Author Dan Coyle writes in
The Little Book of Talent that for whatever skill you’re learning, the pattern is always the same: “See the whole thing. Break it down into its simplest elements. Put it back together. Repeat.”
As Coyle points out, every skill is built out of smaller pieces. These are what researchers call chunks.
Chunks are to skill what letters of the alphabet are to language.
Alone, each smaller piece isn’t very useful, but when it’s combined with a slightly bigger chunk (words), and when those chunks are then combined with even bigger ones (paragraphs, sentences), they can create something complex and valuable.
Here are three steps you can take to start chunking any skill you want to learn:
1. Engrave the skill on your brain
You can do this by intensely observing someone else performing the skill well. The key to effective engraving is to create a strong connection: “to watch and listen so closely that you can imagine the feeling of performing the skill.”
For physical skills like dancing, imagine yourself inside the performer’s body, and become aware of their movements and rhythm.

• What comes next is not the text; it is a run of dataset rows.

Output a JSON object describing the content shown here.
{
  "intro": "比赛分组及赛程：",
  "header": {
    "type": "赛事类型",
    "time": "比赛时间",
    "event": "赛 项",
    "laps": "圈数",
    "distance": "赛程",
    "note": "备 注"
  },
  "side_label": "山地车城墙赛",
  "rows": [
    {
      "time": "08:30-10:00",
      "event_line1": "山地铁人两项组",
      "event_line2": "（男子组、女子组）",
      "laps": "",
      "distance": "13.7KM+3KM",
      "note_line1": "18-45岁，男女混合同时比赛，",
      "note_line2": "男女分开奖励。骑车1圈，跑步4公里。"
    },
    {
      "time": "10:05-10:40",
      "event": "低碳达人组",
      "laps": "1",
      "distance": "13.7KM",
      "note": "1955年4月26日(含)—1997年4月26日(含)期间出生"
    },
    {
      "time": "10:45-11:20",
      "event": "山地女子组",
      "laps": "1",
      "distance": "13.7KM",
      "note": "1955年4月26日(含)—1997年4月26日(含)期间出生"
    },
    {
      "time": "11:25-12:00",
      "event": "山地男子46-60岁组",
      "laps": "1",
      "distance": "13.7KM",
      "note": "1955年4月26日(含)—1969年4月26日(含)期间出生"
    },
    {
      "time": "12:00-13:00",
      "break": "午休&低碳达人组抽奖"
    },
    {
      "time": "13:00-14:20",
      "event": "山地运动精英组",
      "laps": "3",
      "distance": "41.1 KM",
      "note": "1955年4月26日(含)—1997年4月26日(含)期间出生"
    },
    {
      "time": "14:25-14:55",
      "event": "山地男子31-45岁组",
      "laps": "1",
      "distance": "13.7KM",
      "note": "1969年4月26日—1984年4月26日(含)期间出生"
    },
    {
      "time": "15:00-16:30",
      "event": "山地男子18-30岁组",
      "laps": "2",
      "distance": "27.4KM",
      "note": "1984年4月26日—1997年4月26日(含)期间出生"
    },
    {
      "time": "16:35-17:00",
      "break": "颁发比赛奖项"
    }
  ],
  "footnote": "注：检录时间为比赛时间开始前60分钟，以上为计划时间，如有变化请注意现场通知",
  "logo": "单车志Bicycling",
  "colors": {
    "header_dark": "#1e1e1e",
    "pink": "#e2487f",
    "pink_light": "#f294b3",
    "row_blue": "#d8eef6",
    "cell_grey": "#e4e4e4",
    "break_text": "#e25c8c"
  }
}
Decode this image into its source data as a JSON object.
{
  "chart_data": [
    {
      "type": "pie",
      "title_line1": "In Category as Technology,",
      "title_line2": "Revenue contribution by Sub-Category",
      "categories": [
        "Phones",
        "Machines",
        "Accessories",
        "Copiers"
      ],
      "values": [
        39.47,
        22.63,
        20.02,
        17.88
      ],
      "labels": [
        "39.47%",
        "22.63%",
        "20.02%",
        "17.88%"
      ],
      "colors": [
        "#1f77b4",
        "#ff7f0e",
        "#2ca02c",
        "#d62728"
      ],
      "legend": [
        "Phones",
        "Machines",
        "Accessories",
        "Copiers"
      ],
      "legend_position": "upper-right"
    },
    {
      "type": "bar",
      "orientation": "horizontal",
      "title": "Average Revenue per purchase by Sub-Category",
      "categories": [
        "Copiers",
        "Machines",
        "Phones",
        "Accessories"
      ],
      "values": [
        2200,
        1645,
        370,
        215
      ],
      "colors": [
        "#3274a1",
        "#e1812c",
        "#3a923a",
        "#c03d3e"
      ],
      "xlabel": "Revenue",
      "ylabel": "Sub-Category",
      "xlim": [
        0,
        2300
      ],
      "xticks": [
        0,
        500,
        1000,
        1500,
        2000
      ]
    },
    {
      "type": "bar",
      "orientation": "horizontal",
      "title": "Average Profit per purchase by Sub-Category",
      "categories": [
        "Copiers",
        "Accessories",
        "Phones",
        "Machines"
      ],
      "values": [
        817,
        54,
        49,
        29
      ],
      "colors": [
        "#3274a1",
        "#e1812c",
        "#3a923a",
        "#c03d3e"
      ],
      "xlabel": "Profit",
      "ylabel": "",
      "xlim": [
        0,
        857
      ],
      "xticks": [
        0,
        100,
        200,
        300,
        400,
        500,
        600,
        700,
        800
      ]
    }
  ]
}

For skills that are more mental, you’re trying to recreate the expert’s decision patterns: “Chess players achieve this by replaying classic games, move by move; public speakers do it by re-giving great speeches complete with original inflections; musicians cover their favorite songs; some writers I know achieve this effect by retyping passages verbatim from great works.”
2. Master one chunk
Ask yourself: what is the smallest single element of the skill that you can master?
Coyle recommends using a technique he calls the “smallest achievable perfection.” Pick a single chunk that you can perfect – not just improve at or work on, but get 100 percent consistently correct.

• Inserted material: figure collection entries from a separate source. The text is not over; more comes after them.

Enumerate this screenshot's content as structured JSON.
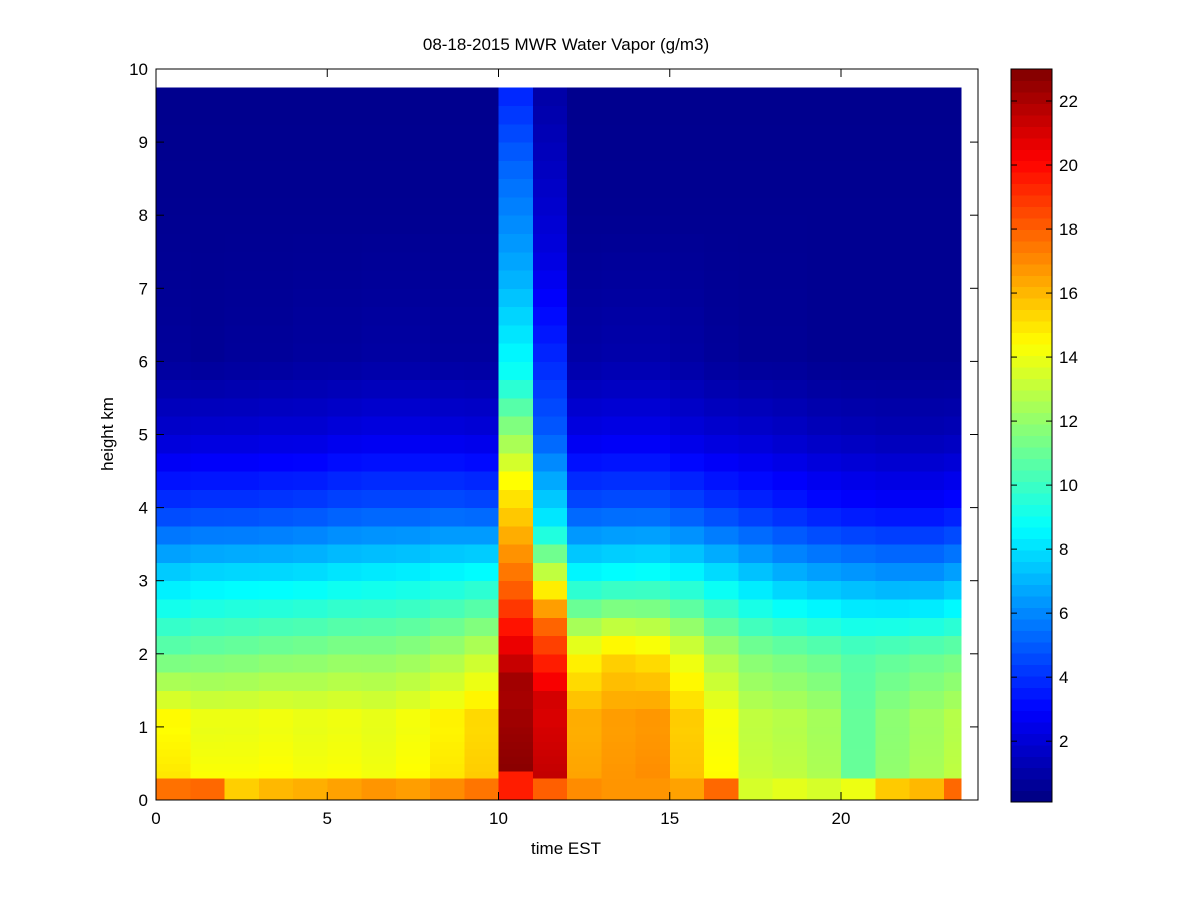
{
  "chart_data": {
    "type": "heatmap",
    "title": "08-18-2015 MWR Water Vapor (g/m3)",
    "xlabel": "time EST",
    "ylabel": "height km",
    "xlim": [
      0,
      24
    ],
    "ylim": [
      0,
      10
    ],
    "xticks": [
      0,
      5,
      10,
      15,
      20
    ],
    "yticks": [
      0,
      1,
      2,
      3,
      4,
      5,
      6,
      7,
      8,
      9,
      10
    ],
    "colorbar": {
      "colormap": "jet",
      "range": [
        0.1,
        23
      ],
      "ticks": [
        2,
        4,
        6,
        8,
        10,
        12,
        14,
        16,
        18,
        20,
        22
      ]
    },
    "x": [
      0,
      1,
      2,
      3,
      4,
      5,
      6,
      7,
      8,
      9,
      10,
      11,
      12,
      13,
      14,
      15,
      16,
      17,
      18,
      19,
      20,
      21,
      22,
      23
    ],
    "height_levels_km": [
      0,
      0.1,
      0.2,
      0.3,
      0.4,
      0.5,
      0.6,
      0.7,
      0.8,
      0.9,
      1.0,
      1.25,
      1.5,
      1.75,
      2.0,
      2.25,
      2.5,
      2.75,
      3.0,
      3.25,
      3.5,
      3.75,
      4.0,
      4.25,
      4.5,
      4.75,
      5.0,
      5.25,
      5.5,
      5.75,
      6.0,
      6.25,
      6.5,
      6.75,
      7.0,
      7.25,
      7.5,
      7.75,
      8.0,
      8.25,
      8.5,
      8.75,
      9.0,
      9.25,
      9.5,
      9.75
    ],
    "columns": [
      {
        "time": 0,
        "v0": 17.6,
        "v1": 15.0,
        "v2": 11.0,
        "v3": 8.0,
        "v4": 4.2,
        "v5": 1.9,
        "v6": 0.7,
        "v7": 0.5,
        "hscale": 1.0
      },
      {
        "time": 1,
        "v0": 17.8,
        "v1": 14.4,
        "v2": 11.2,
        "v3": 8.2,
        "v4": 4.3,
        "v5": 2.0,
        "v6": 0.6,
        "v7": 0.5,
        "hscale": 1.0
      },
      {
        "time": 2,
        "v0": 15.5,
        "v1": 14.4,
        "v2": 11.3,
        "v3": 8.3,
        "v4": 4.3,
        "v5": 2.0,
        "v6": 0.7,
        "v7": 0.5,
        "hscale": 1.0
      },
      {
        "time": 3,
        "v0": 16.0,
        "v1": 14.5,
        "v2": 11.5,
        "v3": 8.3,
        "v4": 4.4,
        "v5": 2.1,
        "v6": 0.7,
        "v7": 0.5,
        "hscale": 1.0
      },
      {
        "time": 4,
        "v0": 16.2,
        "v1": 14.3,
        "v2": 11.6,
        "v3": 8.4,
        "v4": 4.5,
        "v5": 2.1,
        "v6": 0.8,
        "v7": 0.5,
        "hscale": 1.0
      },
      {
        "time": 5,
        "v0": 16.5,
        "v1": 14.4,
        "v2": 11.8,
        "v3": 8.6,
        "v4": 4.7,
        "v5": 2.3,
        "v6": 0.8,
        "v7": 0.5,
        "hscale": 1.0
      },
      {
        "time": 6,
        "v0": 16.8,
        "v1": 14.2,
        "v2": 11.8,
        "v3": 8.7,
        "v4": 4.8,
        "v5": 2.4,
        "v6": 0.9,
        "v7": 0.5,
        "hscale": 1.0
      },
      {
        "time": 7,
        "v0": 16.6,
        "v1": 14.5,
        "v2": 12.0,
        "v3": 8.8,
        "v4": 4.8,
        "v5": 2.4,
        "v6": 0.9,
        "v7": 0.5,
        "hscale": 1.0
      },
      {
        "time": 8,
        "v0": 17.0,
        "v1": 15.0,
        "v2": 12.4,
        "v3": 9.0,
        "v4": 4.9,
        "v5": 2.3,
        "v6": 0.8,
        "v7": 0.5,
        "hscale": 1.0
      },
      {
        "time": 9,
        "v0": 17.5,
        "v1": 15.6,
        "v2": 13.0,
        "v3": 9.2,
        "v4": 4.8,
        "v5": 2.2,
        "v6": 0.8,
        "v7": 0.5,
        "hscale": 1.0
      },
      {
        "time": 10,
        "v0": 19.5,
        "v1": 22.8,
        "v2": 18.0,
        "v3": 14.5,
        "v4": 9.0,
        "v5": 6.8,
        "v6": 5.2,
        "v7": 1.0,
        "hscale": 1.45
      },
      {
        "time": 11,
        "v0": 18.0,
        "v1": 21.5,
        "v2": 17.5,
        "v3": 8.5,
        "v4": 5.0,
        "v5": 3.6,
        "v6": 2.2,
        "v7": 0.8,
        "hscale": 1.25
      },
      {
        "time": 12,
        "v0": 17.0,
        "v1": 16.5,
        "v2": 14.5,
        "v3": 9.0,
        "v4": 4.8,
        "v5": 2.4,
        "v6": 1.0,
        "v7": 0.5,
        "hscale": 1.0
      },
      {
        "time": 13,
        "v0": 16.8,
        "v1": 16.8,
        "v2": 15.3,
        "v3": 9.2,
        "v4": 4.9,
        "v5": 2.5,
        "v6": 1.1,
        "v7": 0.5,
        "hscale": 1.0
      },
      {
        "time": 14,
        "v0": 16.8,
        "v1": 17.0,
        "v2": 15.0,
        "v3": 9.3,
        "v4": 4.9,
        "v5": 2.5,
        "v6": 1.1,
        "v7": 0.5,
        "hscale": 1.0
      },
      {
        "time": 15,
        "v0": 16.5,
        "v1": 15.8,
        "v2": 13.8,
        "v3": 9.0,
        "v4": 4.6,
        "v5": 2.2,
        "v6": 0.9,
        "v7": 0.5,
        "hscale": 1.0
      },
      {
        "time": 16,
        "v0": 17.8,
        "v1": 14.5,
        "v2": 12.5,
        "v3": 8.4,
        "v4": 4.2,
        "v5": 2.0,
        "v6": 0.7,
        "v7": 0.5,
        "hscale": 1.0
      },
      {
        "time": 17,
        "v0": 13.5,
        "v1": 13.2,
        "v2": 11.6,
        "v3": 7.8,
        "v4": 3.9,
        "v5": 1.9,
        "v6": 0.6,
        "v7": 0.5,
        "hscale": 1.0
      },
      {
        "time": 18,
        "v0": 13.8,
        "v1": 13.0,
        "v2": 11.3,
        "v3": 7.3,
        "v4": 3.6,
        "v5": 1.7,
        "v6": 0.6,
        "v7": 0.5,
        "hscale": 1.0
      },
      {
        "time": 19,
        "v0": 13.5,
        "v1": 12.6,
        "v2": 11.0,
        "v3": 7.0,
        "v4": 3.3,
        "v5": 1.5,
        "v6": 0.5,
        "v7": 0.5,
        "hscale": 1.0
      },
      {
        "time": 20,
        "v0": 14.0,
        "v1": 11.0,
        "v2": 10.6,
        "v3": 6.8,
        "v4": 3.1,
        "v5": 1.4,
        "v6": 0.5,
        "v7": 0.5,
        "hscale": 1.0
      },
      {
        "time": 21,
        "v0": 15.6,
        "v1": 12.0,
        "v2": 10.8,
        "v3": 6.6,
        "v4": 3.0,
        "v5": 1.3,
        "v6": 0.5,
        "v7": 0.5,
        "hscale": 1.0
      },
      {
        "time": 22,
        "v0": 16.0,
        "v1": 12.5,
        "v2": 11.0,
        "v3": 6.6,
        "v4": 3.0,
        "v5": 1.3,
        "v6": 0.5,
        "v7": 0.5,
        "hscale": 1.0
      },
      {
        "time": 23,
        "v0": 17.8,
        "v1": 13.0,
        "v2": 11.2,
        "v3": 7.0,
        "v4": 3.2,
        "v5": 1.4,
        "v6": 0.5,
        "v7": 0.5,
        "hscale": 1.0
      }
    ]
  }
}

For example, a tennis player might choose to focus on the serve toss, or a salesperson might focus on the twenty-second pitch they’ll make to an important client.
3. Combine the chunks
Once you’ve mastered one chunk, look for other chunks that link to it.
Coyle gives the example of how students at the Meadowmount School of Music learn.
First, they cut apart musical scores with scissors and put the pieces in a hat, and then pull each section out at random. Once they’ve mastered each separate section of music, they start combining them in the right order – like puzzle pieces.
As Skye Carman, one of the school’s violin instructors, puts it: “It works because the students aren’t just playing the music on autopilot – they’re thinking.”